И все же ни одна сторона не была уверена в успехе своих планов. Такежан, Майбасар и Оспан решили вскоре сами поехать в Семипалатинск. Шубар передал, что Такежан в большой обиде на Абая.

«Недавно Абай приезжал ко мне, - говорил Такежан всюду. - Нес всякую белиберду, заступался за Базаралы! Это Абай настраивал его против меня. Довольно слушать его проповеди «о человечности», «о справедливости». Пусть идет к шайтану! Кто хочет быть со мной - держись подальше от Абая!»

Такежан очень старался привлечь на свою сторону Оспана, обещал ему помочь заполучить место волостного старшины.

Теперь, ввиду семейной междоусобицы, Шубар делал вид, что он входит в круг Абая, хотя на самом деле служил интересам старших Кунанбаевых - Такежану, Майбасару. Он с непринужденным видом появился в Акшокы, на пути следования в Семипалатинск, куда он ехал не просто как посланец от старших, - но как направляющее их действия в единое русло доверенное лицо. Однако это хитрый Шубар скрывал от Абая и выставлял перед ним старших родичей в самом неприглядном виде...

Абай видел это лицемерие, и поэтому, зная, что слова его непременно дойдут до Такежана, решительно наседал на двуличного Шубара:

- Пусть даже и не думают о том, чтобы снова сослать База-ралы! Не сметь выдавать его властям! И ты не думай, что это в интересах Такежана. Если намереваетесь еще раз загнать этого человека на каторгу и при этом еще получить кун с жигитеков - то знайте, что я стану на их стороне. И ни одного паршивого стригунка не позволю получить с них! Пусть они хорошенько запомнят это!

В час, когда Шубар уже готовился выезжать, в ауле неожиданно появились старшие кунанбаевского рода: Майбасар,

Такежан. С ними были нукеры, многочисленная обслуга. Оказалось, что они срочно сами решили ехать в город. Увидев Шу-бара в абаевском доме, Такежан скривился от досады и недовольно проворчал:

- Е, ты ли это, наш расторопный джигит, которого мы послали в Семей? Мы-то думали, что ты уже там, а ты, оказывается, заскочил сюда и торчишь здесь, - неужели затем, чтобы никого не обидеть, а?

Неожиданно оказавшись между Такежаном и Абаем, хитроумный Шубар несколько растерялся и пробормотал не очень убедительно:

- Вот, надо было сменить лошадей, чтобы поскорее доехать. Уже послали джигитов за конями, сейчас и выедем.

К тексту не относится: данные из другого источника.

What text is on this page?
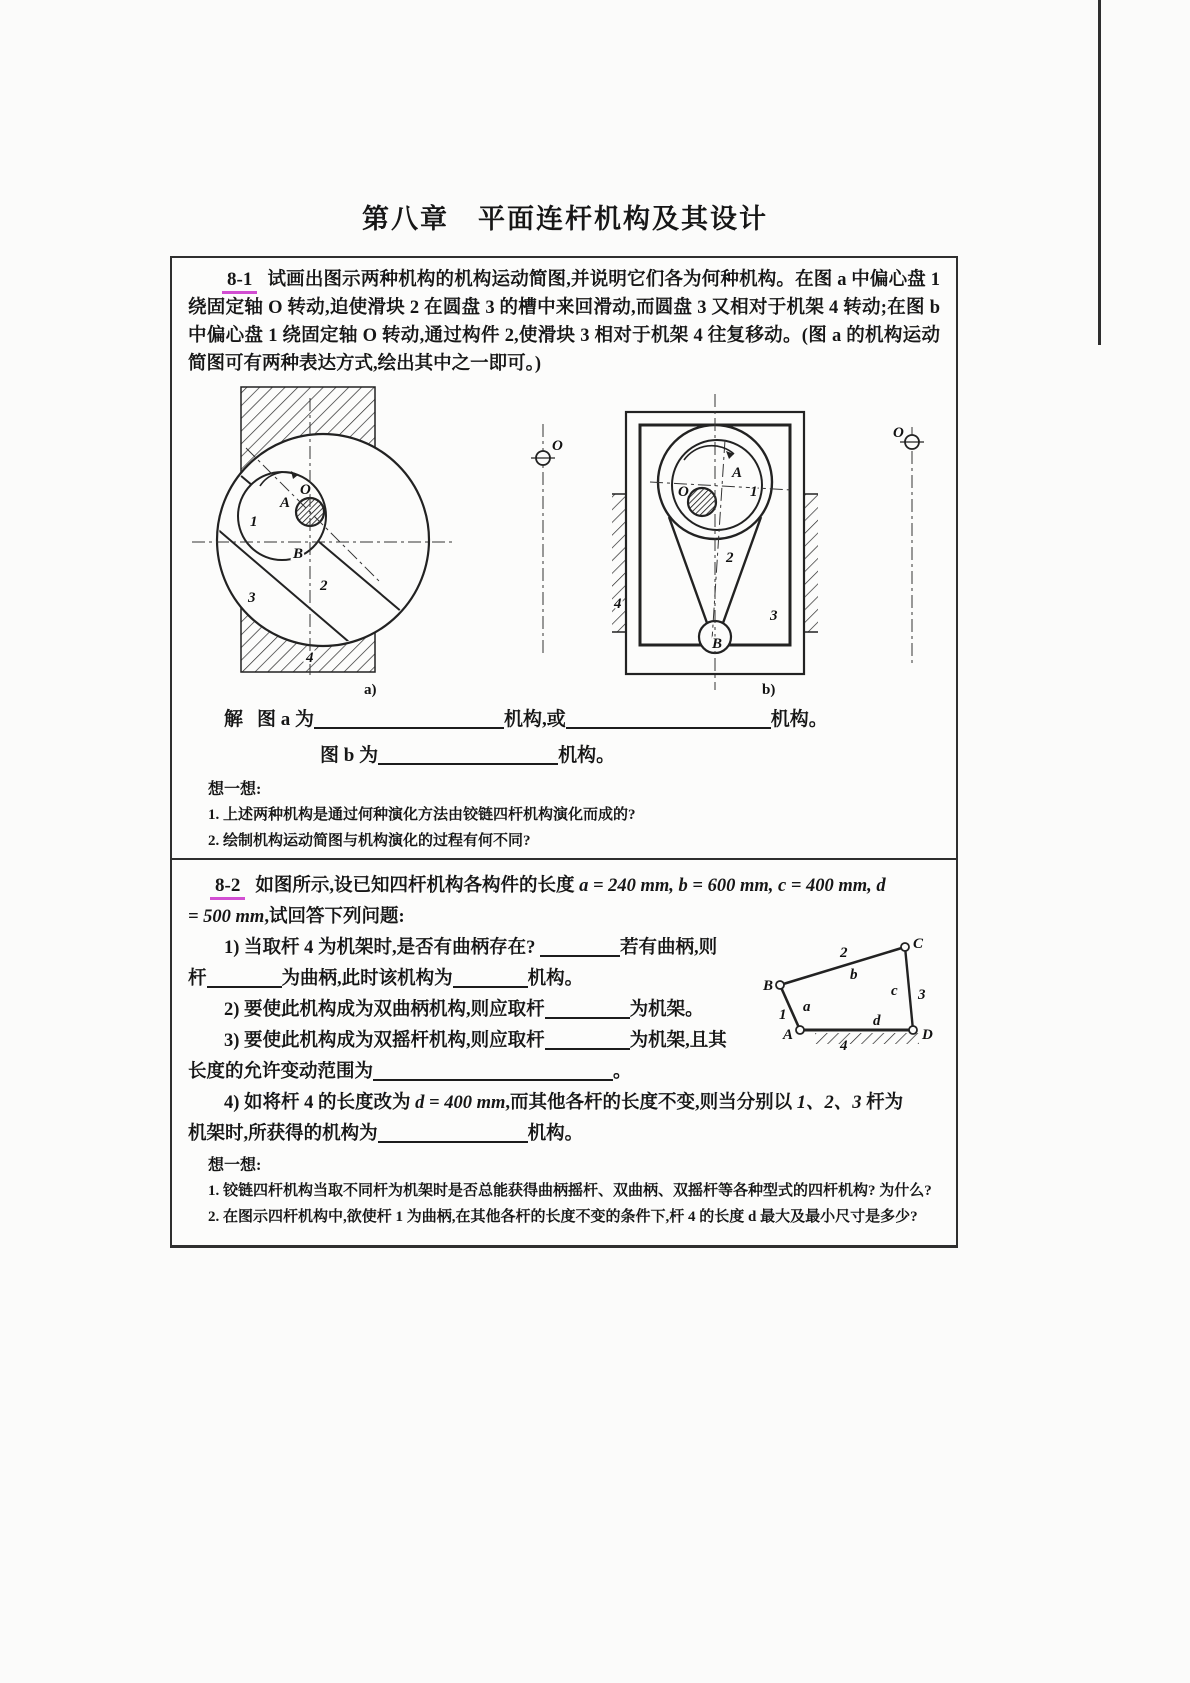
第八章　平面连杆机构及其设计

8-1 试画出图示两种机构的机构运动简图,并说明它们各为何种机构。在图 a 中偏心盘 1 绕固定轴 O 转动,迫使滑块 2 在圆盘 3 的槽中来回滑动,而圆盘 3 又相对于机架 4 转动;在图 b 中偏心盘 1 绕固定轴 O 转动,通过构件 2,使滑块 3 相对于机架 4 往复移动。(图 a 的机构运动简图可有两种表达方式,绘出其中之一即可。)

O
A
B
1
2
3
4
O
a)
O
A
1
2
3
4
B
O
b)
解 图 a 为	机构,或	机构。
图 b 为	机构。
想一想:
1. 上述两种机构是通过何种演化方法由铰链四杆机构演化而成的?
2. 绘制机构运动简图与机构演化的过程有何不同?
8-2 如图所示,设已知四杆机构各构件的长度 a = 240 mm, b = 600 mm, c = 400 mm, d
= 500 mm,试回答下列问题:
B
2
b
C
c 3
1 a
A
d
4
D

1) 当取杆 4 为机架时,是否有曲柄存在?	若有曲柄,则
杆	为曲柄,此时该机构为	机构。

2) 要使此机构成为双曲柄机构,则应取杆	为机架。

3) 要使此机构成为双摇杆机构,则应取杆	为机架,且其
长度的允许变动范围为	。

4) 如将杆 4 的长度改为 d = 400 mm,而其他各杆的长度不变,则当分别以 1、2、3 杆为
机架时,所获得的机构为	机构。

想一想:
1. 铰链四杆机构当取不同杆为机架时是否总能获得曲柄摇杆、双曲柄、双摇杆等各种型式的四杆机构? 为什么?
2. 在图示四杆机构中,欲使杆 1 为曲柄,在其他各杆的长度不变的条件下,杆 4 的长度 d 最大及最小尺寸是多少?
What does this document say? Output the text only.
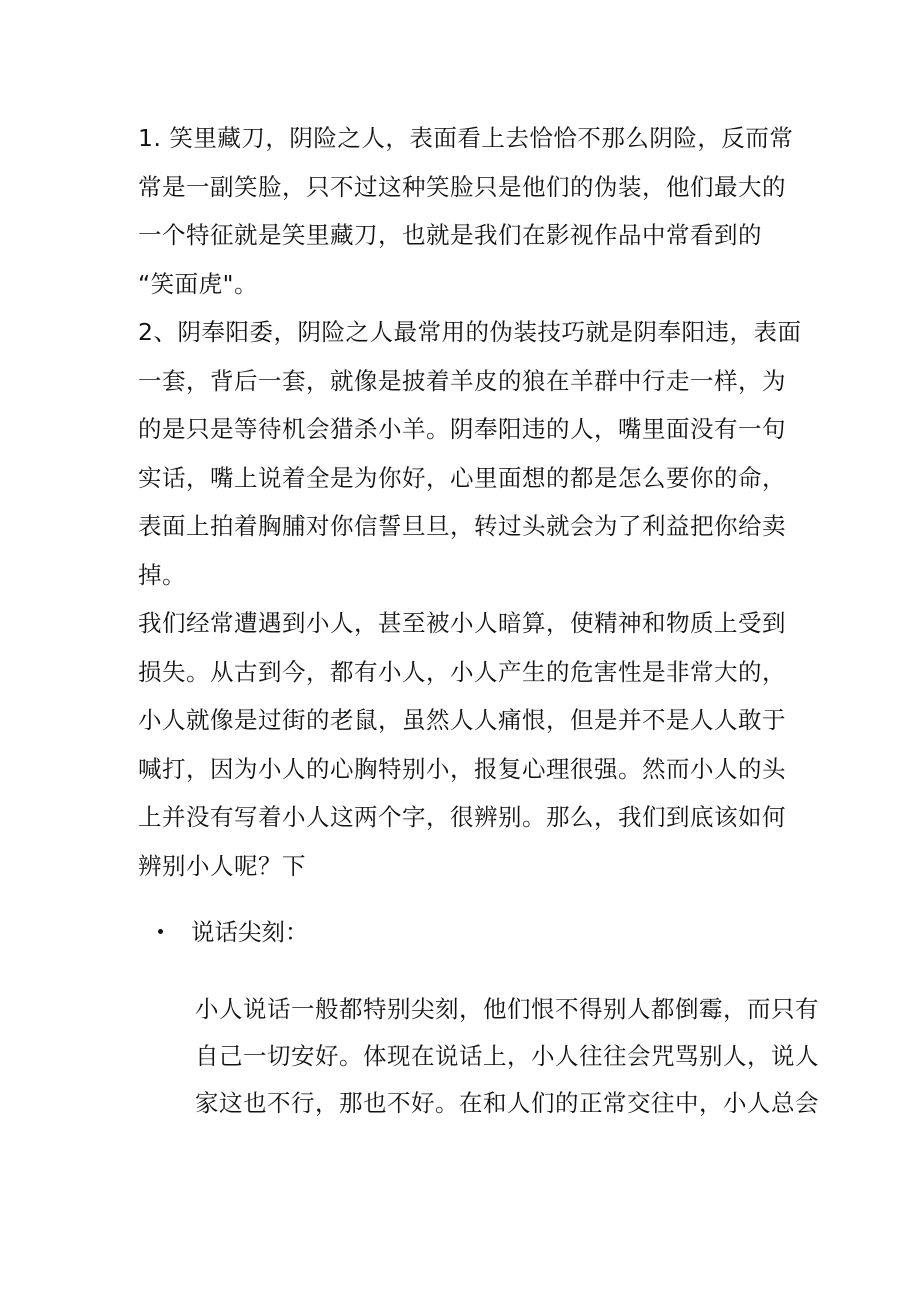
1. 笑里藏刀，阴险之人，表面看上去恰恰不那么阴险，反而常
常是一副笑脸，只不过这种笑脸只是他们的伪装，他们最大的
一个特征就是笑里藏刀，也就是我们在影视作品中常看到的
“笑面虎"。
2、阴奉阳委，阴险之人最常用的伪装技巧就是阴奉阳违，表面
一套，背后一套，就像是披着羊皮的狼在羊群中行走一样，为
的是只是等待机会猎杀小羊。阴奉阳违的人，嘴里面没有一句
实话，嘴上说着全是为你好，心里面想的都是怎么要你的命，
表面上拍着胸脯对你信誓旦旦，转过头就会为了利益把你给卖
掉。
我们经常遭遇到小人，甚至被小人暗算，使精神和物质上受到
损失。从古到今，都有小人，小人产生的危害性是非常大的，
小人就像是过街的老鼠，虽然人人痛恨，但是并不是人人敢于
喊打，因为小人的心胸特别小，报复心理很强。然而小人的头
上并没有写着小人这两个字，很辨别。那么，我们到底该如何
辨别小人呢？下
说话尖刻：
小人说话一般都特别尖刻，他们恨不得别人都倒霉，而只有
自己一切安好。体现在说话上，小人往往会咒骂别人，说人
家这也不行，那也不好。在和人们的正常交往中，小人总会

Абай чуть заметно улыбнулся: еще звучали у него в ушах недавние слова Шубара: «Ага, заехал к вам, чтобы посоветоваться»... Изворотливый плут, да и только! Абай покачал головой.

Такежан спешил, не захотел даже оставаться на обед. Он объявил, что желает наедине поговорить с Абаем, для того и свернул с пути, заехал в Акшокы. «Времени нет чай пить, хочу что-то срочно сказать тебе.»

Абай не захотел уединяться с ним.

- Говори! - решительно произнес он. - Тут все свои.

Такежана убедил заехать и поговорить с Абаем их дядя Май-басар. Он же и советовал, чтобы Такежан говорил с братом наедине. Однако Абай все сделал по-своему. Никто из комнаты не вышел, даже самые младшие - Дармен, Магаш. Остались сидеть на месте и Майбасар с Шубаром.

Раздраженный своеволием хозяина дома, Такежан, в душе кипя возмущением, начал разговор в напряженном тоне.

- Я приехал просить у тебя помощи. Поедем со мной в город.

- Что прикажешь мне там делать? Думаю, что защитников и помощников всяких у тебя найдется немало. Зачем я нужен тебе?

- Понадобишься, если надо будет говорить с начальством.

- С начальством, ты знаешь, я не на дружеской ноге. Сановники почему-то раздражаются при виде меня.

- Хоть и раздражаются, но считаются с тобой! Они тебя уважают. Мне-то как раз и нужно это их уважение.

- И что? Ради этого мне обязательно нужно лезть в огонь?

- Я твой брат, и я уже горю в огне! Ты что, решил не рисковать своей головой, а моя пусть пропадает?

- Тот, кто обжегся в огне, должен подумать, почему он попал в огонь, не так ли, брат?

И тут обида взяла Такежана, насупившись, он глухо пробормотал:

- А чего мне думать, - ты же у меня есть, обдумывающий все и знающий то, чего я не знаю ...

- Добро. Тогда слушай меня. Ты погорел оттого, что доводил народ до слез. Это проклятие людей пало на твою голову.

Так говорил Абай своему брату, сидя напротив него за низеньким столом, устремив на него свои сверкающие черные глаза.

- Ту-у! Это когда же ты перестанешь называть «народом» всякое отребье, которое разносит по степи, как песчинки в бурю! Их не счесть, а следов от них на земле никаких не остается! Ты таких называешь «народом»?